Your return is also dependent on the market climate—although thanks to remote work, many markets that thrived in the high season are now popular year-round. South Florida, usually popular in the winter, is now a year-round destination for those seeking to escape cities, Belz and Nancy say. Gore says that the length of time people spend at mountain town rentals have also been increasing year after year.
“While demand is still high, rising mortgage rates and low inventory may impact buyers’ ability to purchase as quickly as they did during the pandemic,” White says. “In the U.S., demand for second homes showed signs of cooling during the spring of 2021, as some offices began reopening, and mortgage-lending rules for vacation properties were initially tightened. Yet even as the number of transactions declined in some markets, price appreciation remained strong due to low inventory.”
Despite the desire to get people in your home immediately, be wary: Some of the biggest lessons Nancy has learned over the years are to incur high security deposits, high pet deposits—and above all, good background checks.
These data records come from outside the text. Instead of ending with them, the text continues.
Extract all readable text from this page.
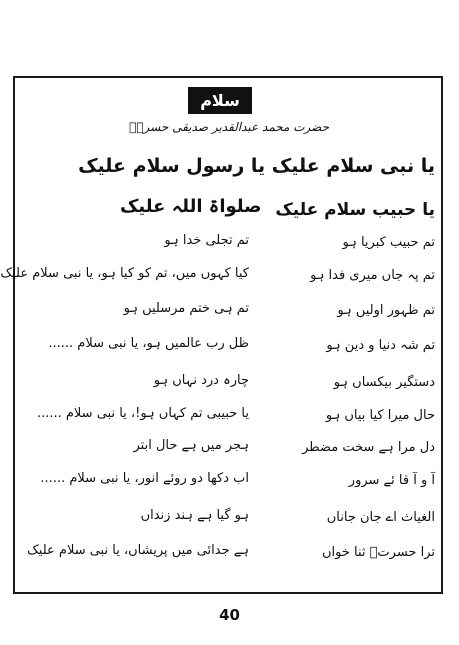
سلام
حضرت محمد عبدالقدیر صدیقی حسرتؔ
یا نبی سلام علیک یا رسول سلام علیک
یا حبیب سلام علیک
صلواۃ اللہ علیک
تم حبیب کبریا ہو
تم تجلی خدا ہو
تم پہ جاں میری فدا ہو
کیا کہوں میں، تم کو کیا ہو، یا نبی سلام علیک
تم ظہور اولیں ہو
تم ہی ختم مرسلیں ہو
تم شہ دنیا و دین ہو
ظل رب عالمیں ہو، یا نبی سلام ......
دستگیر بیکساں ہو
چارہ درد نہاں ہو
حال میرا کیا بیاں ہو
یا حبیبی تم کہاں ہو!، یا نبی سلام ......
دل مرا ہے سخت مضطر
ہجر میں ہے حال ابتر
آ و آ قا ئے سرور
اب دکھا دو روئے انور، یا نبی سلام ......
الغیاث اے جان جاناں
ہو گیا ہے ہند زنداں
ترا حسرتؔ ثنا خواں
ہے جدائی میں پریشاں، یا نبی سلام علیک
40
Screening tenants thoroughly can save you money and time, even if they look like the most well-to-do individuals on paper.
“Pets can absolutely trash a place, and it’s been unbelievable what we’ve had to deal with,” she says. However, building trust with clients might help alleviate some of the work on the owners’ ends.
General maintenance should cost about 3% to 5% of rental income.
“We find renters that are reliable and trustworthy, and we might even offer them a discount in rent in order for them to help lightly manage the home,” she says, adding that all of her tenants are long-term renters who stay for a year on average. “Of course, we get the more desperate calls if there is something going on, but a lot of them are happy to do their own lawn care.”
Nancy says that general maintenance, which might include a thorough cleaning, pest control, and new paint, should cost about 3% to 5% of rental income.
“One of the biggest challenges that we make sure owners are aware of is that over time there is wear and tear,” says Kevin Graham, COO of East West Hospitality. “We want to make sure that they are informed as to when they would likely need to have the residence repainted and have carpets and major appliances replaced. That way they can have in mind at the very least a mental reserve, if not a financial reserve, to cover those items.”
Properly caring for any property requires keeping up with landscaping; ensuring mechanical systems, electric, and plumbing are in good operations; preserving structural items, like roofing, sidewalks, driveways; pest management; and maintaining a comfortable and clean interior environment.
The bottom line
While rental property investments can be beneficial in the long run, keep in mind that their profitability is dependent on several external factors including housing market demand and supply, which are always fluctuating. That said, it’s important to be able to let go of a property too, as soon as it stops growing in value. That’s what smart investing is all about.